高翔无论如何也想不到,洪兰之长得和自己的母亲一模一样。真是世界之大,无奇不有。
无论怎么想象,这段缘份从何处来,到何处去。深夜了,高翔坐在书桌前沉默,思绪万千。他趴在桌子上,居然睡着了,他又梦到那个梦,他千方百计,就是希望走进那个梦,他想追寻下去,自己到底出自何处。
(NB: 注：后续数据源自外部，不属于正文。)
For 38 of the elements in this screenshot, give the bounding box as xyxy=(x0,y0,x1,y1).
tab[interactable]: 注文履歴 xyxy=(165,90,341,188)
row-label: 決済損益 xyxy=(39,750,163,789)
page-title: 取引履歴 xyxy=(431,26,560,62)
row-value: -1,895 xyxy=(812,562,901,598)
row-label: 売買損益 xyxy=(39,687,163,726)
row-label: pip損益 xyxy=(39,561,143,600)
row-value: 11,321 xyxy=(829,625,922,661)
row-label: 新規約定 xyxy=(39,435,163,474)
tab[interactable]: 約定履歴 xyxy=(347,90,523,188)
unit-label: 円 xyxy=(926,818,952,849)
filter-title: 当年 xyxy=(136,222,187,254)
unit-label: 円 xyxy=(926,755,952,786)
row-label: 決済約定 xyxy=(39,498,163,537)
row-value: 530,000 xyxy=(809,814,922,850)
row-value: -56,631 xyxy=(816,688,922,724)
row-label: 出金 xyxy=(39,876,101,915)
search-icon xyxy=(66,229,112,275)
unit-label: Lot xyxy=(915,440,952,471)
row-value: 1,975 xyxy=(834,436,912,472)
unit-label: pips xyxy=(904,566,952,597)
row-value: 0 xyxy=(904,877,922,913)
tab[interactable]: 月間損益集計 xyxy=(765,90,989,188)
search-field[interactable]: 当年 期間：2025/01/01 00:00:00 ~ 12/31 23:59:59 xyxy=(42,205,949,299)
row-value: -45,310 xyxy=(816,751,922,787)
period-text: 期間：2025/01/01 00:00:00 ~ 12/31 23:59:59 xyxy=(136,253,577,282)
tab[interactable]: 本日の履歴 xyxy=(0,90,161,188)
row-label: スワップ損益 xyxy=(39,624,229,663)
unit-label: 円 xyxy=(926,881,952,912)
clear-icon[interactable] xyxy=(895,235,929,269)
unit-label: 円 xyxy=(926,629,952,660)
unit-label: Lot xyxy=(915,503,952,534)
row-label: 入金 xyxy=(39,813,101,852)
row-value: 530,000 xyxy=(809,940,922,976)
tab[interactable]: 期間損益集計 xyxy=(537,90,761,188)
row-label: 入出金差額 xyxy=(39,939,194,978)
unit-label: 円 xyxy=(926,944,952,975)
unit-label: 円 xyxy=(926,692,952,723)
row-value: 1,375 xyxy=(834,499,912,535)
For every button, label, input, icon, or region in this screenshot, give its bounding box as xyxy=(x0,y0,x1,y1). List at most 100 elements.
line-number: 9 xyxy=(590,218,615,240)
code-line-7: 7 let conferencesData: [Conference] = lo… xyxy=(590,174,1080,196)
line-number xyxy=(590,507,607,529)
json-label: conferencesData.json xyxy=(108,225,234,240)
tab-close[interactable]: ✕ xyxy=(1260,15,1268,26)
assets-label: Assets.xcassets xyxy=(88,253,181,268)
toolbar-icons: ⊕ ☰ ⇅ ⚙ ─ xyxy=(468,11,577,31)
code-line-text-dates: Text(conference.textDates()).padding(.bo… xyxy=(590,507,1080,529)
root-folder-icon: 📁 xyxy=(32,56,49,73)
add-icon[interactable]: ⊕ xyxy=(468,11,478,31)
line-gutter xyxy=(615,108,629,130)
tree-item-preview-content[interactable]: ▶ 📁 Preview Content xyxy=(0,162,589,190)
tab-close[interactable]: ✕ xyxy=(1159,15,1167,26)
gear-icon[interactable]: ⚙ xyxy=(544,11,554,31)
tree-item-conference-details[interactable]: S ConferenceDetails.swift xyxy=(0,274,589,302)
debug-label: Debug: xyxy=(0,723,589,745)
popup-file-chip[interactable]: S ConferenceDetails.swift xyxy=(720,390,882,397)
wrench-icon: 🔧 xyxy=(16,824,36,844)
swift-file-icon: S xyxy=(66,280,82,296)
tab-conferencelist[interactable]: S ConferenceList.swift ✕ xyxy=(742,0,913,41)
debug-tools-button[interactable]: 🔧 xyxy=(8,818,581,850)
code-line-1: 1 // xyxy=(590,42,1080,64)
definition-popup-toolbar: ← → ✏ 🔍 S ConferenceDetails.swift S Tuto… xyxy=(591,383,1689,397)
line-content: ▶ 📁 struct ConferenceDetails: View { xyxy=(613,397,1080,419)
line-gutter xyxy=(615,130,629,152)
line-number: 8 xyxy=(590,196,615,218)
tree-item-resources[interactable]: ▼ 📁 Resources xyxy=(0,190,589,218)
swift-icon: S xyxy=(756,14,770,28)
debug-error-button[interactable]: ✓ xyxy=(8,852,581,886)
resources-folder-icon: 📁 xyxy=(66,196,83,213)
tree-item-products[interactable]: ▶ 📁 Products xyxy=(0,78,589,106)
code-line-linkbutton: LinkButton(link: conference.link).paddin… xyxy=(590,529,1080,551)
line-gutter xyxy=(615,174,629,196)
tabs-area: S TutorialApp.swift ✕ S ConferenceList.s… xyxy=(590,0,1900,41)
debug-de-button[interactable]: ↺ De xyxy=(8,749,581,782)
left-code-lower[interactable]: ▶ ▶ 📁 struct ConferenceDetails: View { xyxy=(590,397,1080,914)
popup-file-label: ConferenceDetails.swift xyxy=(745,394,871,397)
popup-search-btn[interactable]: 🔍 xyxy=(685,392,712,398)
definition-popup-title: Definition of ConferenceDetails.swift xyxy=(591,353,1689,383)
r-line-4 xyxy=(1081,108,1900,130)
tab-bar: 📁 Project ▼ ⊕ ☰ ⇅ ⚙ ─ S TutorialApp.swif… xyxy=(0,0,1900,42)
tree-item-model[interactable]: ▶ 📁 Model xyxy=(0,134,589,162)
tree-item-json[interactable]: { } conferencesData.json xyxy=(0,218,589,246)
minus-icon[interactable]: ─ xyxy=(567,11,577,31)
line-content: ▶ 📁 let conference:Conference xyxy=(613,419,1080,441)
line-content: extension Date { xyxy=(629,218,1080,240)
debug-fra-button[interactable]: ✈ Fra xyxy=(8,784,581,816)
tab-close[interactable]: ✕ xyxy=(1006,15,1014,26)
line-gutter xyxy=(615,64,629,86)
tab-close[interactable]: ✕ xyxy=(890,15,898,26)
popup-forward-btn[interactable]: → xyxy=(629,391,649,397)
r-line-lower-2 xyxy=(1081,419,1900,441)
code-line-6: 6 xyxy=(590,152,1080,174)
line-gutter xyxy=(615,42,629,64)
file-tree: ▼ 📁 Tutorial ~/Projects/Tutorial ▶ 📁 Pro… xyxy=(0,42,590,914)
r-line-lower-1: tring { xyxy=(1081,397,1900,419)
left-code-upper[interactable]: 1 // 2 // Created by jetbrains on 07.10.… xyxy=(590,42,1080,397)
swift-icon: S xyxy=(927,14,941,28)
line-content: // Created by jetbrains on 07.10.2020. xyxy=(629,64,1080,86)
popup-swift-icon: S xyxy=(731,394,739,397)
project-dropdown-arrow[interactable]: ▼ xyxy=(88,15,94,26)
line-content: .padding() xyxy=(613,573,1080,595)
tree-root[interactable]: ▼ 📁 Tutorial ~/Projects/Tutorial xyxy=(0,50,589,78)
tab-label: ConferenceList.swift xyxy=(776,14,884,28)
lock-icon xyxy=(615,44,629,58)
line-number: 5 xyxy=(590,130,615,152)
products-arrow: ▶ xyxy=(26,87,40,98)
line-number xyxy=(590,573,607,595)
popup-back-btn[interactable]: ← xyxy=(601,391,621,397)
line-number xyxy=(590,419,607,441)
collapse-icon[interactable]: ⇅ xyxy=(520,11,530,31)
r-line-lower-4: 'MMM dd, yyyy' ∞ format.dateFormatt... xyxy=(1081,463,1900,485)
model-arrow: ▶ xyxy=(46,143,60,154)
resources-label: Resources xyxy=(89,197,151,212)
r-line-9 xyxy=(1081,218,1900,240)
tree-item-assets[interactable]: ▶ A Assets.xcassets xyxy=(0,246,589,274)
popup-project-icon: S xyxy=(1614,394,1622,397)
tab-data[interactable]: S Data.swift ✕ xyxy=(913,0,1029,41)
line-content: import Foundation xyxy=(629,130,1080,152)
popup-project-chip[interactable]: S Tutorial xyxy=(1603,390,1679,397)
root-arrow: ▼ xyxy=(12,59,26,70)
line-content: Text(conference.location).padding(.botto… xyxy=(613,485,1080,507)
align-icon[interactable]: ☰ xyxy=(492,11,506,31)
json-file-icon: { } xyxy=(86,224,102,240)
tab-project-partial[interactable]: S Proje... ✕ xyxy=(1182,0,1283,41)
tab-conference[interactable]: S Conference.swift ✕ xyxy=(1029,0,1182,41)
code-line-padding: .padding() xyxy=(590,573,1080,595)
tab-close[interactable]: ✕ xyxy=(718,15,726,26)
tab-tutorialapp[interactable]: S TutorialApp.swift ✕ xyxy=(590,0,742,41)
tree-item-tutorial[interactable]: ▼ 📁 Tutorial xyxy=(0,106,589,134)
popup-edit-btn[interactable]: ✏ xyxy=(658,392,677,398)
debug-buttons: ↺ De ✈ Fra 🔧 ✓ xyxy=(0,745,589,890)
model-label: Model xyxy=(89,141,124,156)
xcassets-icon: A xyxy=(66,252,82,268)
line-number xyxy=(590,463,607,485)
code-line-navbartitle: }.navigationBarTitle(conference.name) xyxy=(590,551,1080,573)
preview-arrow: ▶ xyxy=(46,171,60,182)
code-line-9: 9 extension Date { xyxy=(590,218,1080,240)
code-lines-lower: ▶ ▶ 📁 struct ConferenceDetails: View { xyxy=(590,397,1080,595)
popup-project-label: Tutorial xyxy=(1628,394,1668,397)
可是梦到那个节骨眼,总是无法延伸下去。已是黎明之时,高翔又要出去跑步。他脚步轻抬,蹑手蹑脚下得楼来。他每天早晨都在西湖公园锻炼,他喜欢这里的风景,喜欢这儿的风吹在身上;喜欢这里的树儿在风中摇曳;喜欢湖水的波涛在翻着一页页的思念;总之,这里的一草一木都在他的生命里静静地和谐着生命的意境。
此时,他就在湖边的栏栏边,看着激动的湖水和近处远处的风景,这时有个熟悉的身影咉入他的眼帘。虽然她穿的是运动服,但这并不掩盖她的美。无论从哪个角度看她都是美的醉人,特别是侧面,高挺的鼻子像李佳欣。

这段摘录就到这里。